Старуха молчала, о чем-то думая. Ларцев поднял телефонную трубку и коротко отдал приказание.
Привели Наталью Михайловну. Увидев свою партнершу, она в первый момент даже как бы обрадовалась, а затем, побледнев, испуганно уставилась на нее.
- Вы знакомы? - спросил следователь.
- Да, - ответила Осенина, - это моя знакомая.
Старуха в ответ на вопрос следователя утвердительно кивнула головой. Один раз она мельком взглянула на Наталью Михайловну, но, встретившись с ней взглядом, быстро отвернулась. Она уже поняла, что Наталья Михайловна созналась во всем и сейчас будет ее изобличать. Как вести себя дальше?
- Вам дается очная ставка, - сказал Ларцев, - извояьте смотреть друг другу в глаза и отвечать на мои вопросы. Гражданка Осенина, скажите, когда и каким образом вы познакомились с дамой, которая сидит против вас?
- Мария Сергеевна ведь знает, - ответила Осенина. - И вам я тоже рассказывала…
- Повторите, - потребовал Ларцев. Осенина повторила свои показания.
- Вы подтверждаете эти показания? - обратился Ларцев ко второй подследственной. - Да или нет?
- Да, - ответила она. - Да, подтверждаю. Прошу прекратить очную ставку. В ней нет нужды, я и так все расскажу.

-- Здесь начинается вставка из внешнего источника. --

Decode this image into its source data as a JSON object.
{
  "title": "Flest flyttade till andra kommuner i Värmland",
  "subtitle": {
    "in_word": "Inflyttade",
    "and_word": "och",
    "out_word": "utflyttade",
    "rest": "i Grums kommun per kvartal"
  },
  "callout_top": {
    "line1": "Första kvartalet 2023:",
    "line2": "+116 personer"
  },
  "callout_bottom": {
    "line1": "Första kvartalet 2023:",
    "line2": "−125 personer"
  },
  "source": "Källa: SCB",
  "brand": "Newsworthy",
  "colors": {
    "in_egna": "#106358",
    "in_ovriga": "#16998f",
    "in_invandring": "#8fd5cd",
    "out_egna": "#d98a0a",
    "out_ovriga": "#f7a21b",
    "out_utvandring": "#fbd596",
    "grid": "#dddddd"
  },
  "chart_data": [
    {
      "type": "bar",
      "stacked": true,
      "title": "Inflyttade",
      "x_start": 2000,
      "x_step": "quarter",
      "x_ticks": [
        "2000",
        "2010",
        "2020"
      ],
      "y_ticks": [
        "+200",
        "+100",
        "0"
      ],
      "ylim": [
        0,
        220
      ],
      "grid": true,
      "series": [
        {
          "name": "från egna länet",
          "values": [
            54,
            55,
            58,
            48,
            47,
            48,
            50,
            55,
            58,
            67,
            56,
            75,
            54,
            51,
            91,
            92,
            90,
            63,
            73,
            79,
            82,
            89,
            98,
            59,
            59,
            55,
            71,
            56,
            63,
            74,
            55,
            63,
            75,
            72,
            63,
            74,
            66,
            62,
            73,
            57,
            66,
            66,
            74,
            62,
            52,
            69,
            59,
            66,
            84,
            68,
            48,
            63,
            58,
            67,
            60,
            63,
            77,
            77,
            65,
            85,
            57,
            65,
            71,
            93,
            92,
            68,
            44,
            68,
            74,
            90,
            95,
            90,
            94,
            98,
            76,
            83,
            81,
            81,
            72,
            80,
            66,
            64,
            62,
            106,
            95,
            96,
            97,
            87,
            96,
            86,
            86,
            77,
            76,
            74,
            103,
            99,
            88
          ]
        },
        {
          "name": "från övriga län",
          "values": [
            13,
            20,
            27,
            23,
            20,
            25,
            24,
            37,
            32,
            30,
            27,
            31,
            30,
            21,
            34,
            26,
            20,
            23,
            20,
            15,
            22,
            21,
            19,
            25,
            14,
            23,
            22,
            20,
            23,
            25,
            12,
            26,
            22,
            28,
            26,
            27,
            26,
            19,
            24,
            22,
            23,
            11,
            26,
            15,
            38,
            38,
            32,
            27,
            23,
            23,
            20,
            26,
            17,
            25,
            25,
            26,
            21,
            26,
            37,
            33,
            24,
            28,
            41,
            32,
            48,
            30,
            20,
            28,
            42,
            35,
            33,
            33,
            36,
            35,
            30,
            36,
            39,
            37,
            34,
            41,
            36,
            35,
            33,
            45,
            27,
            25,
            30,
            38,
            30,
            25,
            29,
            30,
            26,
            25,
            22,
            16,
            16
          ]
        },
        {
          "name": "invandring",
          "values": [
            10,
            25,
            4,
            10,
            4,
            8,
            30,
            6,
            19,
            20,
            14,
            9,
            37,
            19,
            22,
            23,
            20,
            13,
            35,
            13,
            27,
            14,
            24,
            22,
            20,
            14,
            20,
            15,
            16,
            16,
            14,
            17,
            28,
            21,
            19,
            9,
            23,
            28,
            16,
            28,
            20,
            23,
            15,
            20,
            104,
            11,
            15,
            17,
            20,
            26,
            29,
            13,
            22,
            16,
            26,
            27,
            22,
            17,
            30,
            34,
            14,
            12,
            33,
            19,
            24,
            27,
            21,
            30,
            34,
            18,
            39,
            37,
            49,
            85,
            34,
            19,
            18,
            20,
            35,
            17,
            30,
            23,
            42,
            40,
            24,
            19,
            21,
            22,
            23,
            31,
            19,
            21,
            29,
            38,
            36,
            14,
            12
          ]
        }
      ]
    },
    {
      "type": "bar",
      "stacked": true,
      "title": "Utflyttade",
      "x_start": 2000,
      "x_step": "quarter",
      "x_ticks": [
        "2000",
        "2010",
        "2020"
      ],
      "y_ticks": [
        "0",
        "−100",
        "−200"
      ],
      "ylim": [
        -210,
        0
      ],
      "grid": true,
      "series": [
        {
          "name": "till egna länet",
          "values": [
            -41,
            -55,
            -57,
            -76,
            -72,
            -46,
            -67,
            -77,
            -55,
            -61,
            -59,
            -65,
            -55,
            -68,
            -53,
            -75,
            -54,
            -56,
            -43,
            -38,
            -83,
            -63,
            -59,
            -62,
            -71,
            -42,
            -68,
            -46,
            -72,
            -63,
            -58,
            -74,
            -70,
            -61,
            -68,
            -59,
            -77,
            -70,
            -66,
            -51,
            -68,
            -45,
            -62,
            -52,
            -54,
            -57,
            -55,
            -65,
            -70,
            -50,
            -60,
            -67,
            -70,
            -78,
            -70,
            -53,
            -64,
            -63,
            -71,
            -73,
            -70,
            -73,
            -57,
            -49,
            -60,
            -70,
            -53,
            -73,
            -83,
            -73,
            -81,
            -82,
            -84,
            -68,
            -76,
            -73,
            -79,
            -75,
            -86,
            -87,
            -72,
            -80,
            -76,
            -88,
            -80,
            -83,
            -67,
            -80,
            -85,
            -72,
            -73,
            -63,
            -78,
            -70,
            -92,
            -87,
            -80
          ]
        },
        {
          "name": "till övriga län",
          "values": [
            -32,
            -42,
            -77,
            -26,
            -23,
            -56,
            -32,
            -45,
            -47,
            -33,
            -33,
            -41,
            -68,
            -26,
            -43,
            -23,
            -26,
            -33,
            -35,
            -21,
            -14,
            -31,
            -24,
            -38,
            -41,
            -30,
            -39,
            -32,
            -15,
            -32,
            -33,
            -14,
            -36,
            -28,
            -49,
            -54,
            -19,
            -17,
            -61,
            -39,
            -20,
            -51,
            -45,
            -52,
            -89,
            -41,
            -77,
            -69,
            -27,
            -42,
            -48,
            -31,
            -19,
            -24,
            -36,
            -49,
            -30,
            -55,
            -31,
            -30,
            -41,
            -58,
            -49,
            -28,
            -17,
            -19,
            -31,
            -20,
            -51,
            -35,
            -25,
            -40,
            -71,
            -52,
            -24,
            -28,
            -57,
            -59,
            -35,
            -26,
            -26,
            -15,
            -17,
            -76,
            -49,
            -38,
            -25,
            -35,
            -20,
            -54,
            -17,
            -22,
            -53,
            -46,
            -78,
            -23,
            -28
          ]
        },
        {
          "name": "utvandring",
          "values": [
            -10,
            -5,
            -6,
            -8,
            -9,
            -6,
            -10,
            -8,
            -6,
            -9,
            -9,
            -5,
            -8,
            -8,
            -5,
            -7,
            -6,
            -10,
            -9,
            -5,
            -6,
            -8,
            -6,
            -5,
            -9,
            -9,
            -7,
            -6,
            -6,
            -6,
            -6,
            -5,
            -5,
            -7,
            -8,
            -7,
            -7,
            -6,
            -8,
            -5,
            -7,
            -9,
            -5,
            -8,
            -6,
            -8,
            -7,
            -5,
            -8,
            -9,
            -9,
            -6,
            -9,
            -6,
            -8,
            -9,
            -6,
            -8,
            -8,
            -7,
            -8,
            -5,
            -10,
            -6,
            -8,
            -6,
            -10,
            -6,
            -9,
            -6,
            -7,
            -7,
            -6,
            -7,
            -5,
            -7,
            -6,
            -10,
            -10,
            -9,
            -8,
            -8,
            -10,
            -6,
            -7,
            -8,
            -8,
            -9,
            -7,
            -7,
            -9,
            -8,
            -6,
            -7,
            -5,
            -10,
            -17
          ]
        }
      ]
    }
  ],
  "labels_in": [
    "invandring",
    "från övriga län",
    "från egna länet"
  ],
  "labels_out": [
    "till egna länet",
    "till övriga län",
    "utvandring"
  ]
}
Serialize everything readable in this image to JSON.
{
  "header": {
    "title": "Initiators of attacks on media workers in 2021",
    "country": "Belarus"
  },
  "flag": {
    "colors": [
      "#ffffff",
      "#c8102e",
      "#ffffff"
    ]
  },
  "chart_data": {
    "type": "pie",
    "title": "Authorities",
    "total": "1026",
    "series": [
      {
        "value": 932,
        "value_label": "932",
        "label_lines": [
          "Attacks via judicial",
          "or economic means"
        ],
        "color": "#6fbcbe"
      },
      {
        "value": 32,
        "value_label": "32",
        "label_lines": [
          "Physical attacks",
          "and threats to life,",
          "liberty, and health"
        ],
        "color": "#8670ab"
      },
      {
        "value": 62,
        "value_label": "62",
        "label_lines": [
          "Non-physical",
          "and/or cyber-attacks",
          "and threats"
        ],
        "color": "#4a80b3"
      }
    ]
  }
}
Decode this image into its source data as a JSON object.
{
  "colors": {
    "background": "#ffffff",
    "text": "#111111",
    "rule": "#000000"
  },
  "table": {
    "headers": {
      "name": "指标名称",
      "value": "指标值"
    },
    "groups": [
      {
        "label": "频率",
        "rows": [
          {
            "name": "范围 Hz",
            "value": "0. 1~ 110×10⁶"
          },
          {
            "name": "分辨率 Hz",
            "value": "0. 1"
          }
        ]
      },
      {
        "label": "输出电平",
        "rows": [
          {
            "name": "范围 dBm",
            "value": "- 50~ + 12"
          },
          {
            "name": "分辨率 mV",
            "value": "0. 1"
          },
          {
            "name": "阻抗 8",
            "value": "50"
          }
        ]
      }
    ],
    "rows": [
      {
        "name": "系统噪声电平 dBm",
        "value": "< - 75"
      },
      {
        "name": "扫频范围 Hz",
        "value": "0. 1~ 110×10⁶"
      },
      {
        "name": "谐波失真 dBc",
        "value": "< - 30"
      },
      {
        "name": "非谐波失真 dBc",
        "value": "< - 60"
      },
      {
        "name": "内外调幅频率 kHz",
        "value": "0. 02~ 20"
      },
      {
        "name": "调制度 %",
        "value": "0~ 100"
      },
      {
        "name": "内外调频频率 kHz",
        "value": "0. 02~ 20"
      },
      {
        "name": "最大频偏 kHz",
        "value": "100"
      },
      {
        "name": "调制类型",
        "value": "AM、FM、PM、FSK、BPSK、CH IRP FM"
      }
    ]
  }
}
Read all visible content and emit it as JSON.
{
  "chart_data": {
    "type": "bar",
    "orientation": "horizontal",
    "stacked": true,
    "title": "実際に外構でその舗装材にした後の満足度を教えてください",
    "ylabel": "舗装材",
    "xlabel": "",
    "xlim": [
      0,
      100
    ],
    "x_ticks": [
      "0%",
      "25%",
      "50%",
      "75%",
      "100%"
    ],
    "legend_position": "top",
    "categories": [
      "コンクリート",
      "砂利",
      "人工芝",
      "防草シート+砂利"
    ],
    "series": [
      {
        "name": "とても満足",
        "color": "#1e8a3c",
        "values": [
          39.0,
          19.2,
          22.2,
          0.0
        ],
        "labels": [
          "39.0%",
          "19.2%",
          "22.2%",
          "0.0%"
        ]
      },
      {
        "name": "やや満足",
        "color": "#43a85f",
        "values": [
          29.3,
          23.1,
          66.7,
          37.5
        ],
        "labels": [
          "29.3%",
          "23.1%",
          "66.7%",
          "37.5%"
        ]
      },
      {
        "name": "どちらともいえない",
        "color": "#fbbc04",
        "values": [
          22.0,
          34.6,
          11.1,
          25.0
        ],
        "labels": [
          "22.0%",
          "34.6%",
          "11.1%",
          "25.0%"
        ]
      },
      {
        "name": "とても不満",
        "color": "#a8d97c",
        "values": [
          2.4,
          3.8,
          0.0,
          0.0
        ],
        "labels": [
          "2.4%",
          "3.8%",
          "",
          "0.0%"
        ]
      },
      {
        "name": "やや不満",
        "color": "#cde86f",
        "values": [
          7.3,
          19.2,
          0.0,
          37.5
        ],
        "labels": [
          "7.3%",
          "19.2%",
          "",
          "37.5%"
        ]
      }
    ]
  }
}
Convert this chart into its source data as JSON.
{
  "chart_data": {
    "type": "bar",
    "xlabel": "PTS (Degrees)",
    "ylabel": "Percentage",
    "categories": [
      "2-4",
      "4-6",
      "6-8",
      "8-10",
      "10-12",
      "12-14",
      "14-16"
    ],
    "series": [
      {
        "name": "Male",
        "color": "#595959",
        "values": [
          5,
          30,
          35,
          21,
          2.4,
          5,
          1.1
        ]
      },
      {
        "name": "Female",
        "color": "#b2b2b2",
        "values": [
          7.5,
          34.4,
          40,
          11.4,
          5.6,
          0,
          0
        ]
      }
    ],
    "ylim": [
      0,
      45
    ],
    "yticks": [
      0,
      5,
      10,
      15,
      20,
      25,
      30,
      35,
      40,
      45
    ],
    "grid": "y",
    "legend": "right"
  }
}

И торопитесь, гражданин следователь, торопитесь, потому что Леонтьева могут каждую минуту выкрасть, как котенка…
- Вы в этом уверены? - спросил Ларцев, еще не зная, как ему реагировать на ее последние слова. - Вы уверены, что нам надо торопиться?..
- Уверена вполне, - ответила она. - Ведь я сама организовала телеграмму из Москвы в штаб армии о том, что к ним едет делегация из Ивановской области. Это было трудно - отправить такую телеграмму. Но мне удалось.
Ларцев, профессионально привыкший быстро ориентироваться в самых неожиданных ситуациях, сообразил, о чем примерно идет речь. Но ни единым звуком, ни единым движением не выдал он своего волнения, спокойно достал из портсигара папиросу, неторопливо закурил, глубоко затянулся и, пуская кольца дыма, небрежно, чуть снисходительно произнес:
- О, я вижу, вы делаете некоторые успехи… Становитесь, наконец, более или менее откровенной… Что же касается вашего совета, то хотя я ценю вашу заботу, торопиться нам больше незачем. Мы уже поторопились… Ну что ж, продолжайте. А вы, гражданка Осени-на, возвратитесь в камеру.
Он позвонил и вызвал конвоира. Через минуту Наталья Михайловна была уведена, а "добродушная старушка" рассказала все, что ей было известно, вплоть до того, что она с 1914 года сотрудничает в германской разведке под кличкой "дама треф".
15. ИСЧЕЗНУВШАЯ МАШИНА
Полковник Свиридов несколько раз прочел расшифрованную телеграмму. Прилетевший на самолете вслед за телеграммой работник армейской контрразведки подполковник Дубасов нервно ходил из угла в угол. Оба молчали, потому что были людьми дела и не любили разговаривать зря.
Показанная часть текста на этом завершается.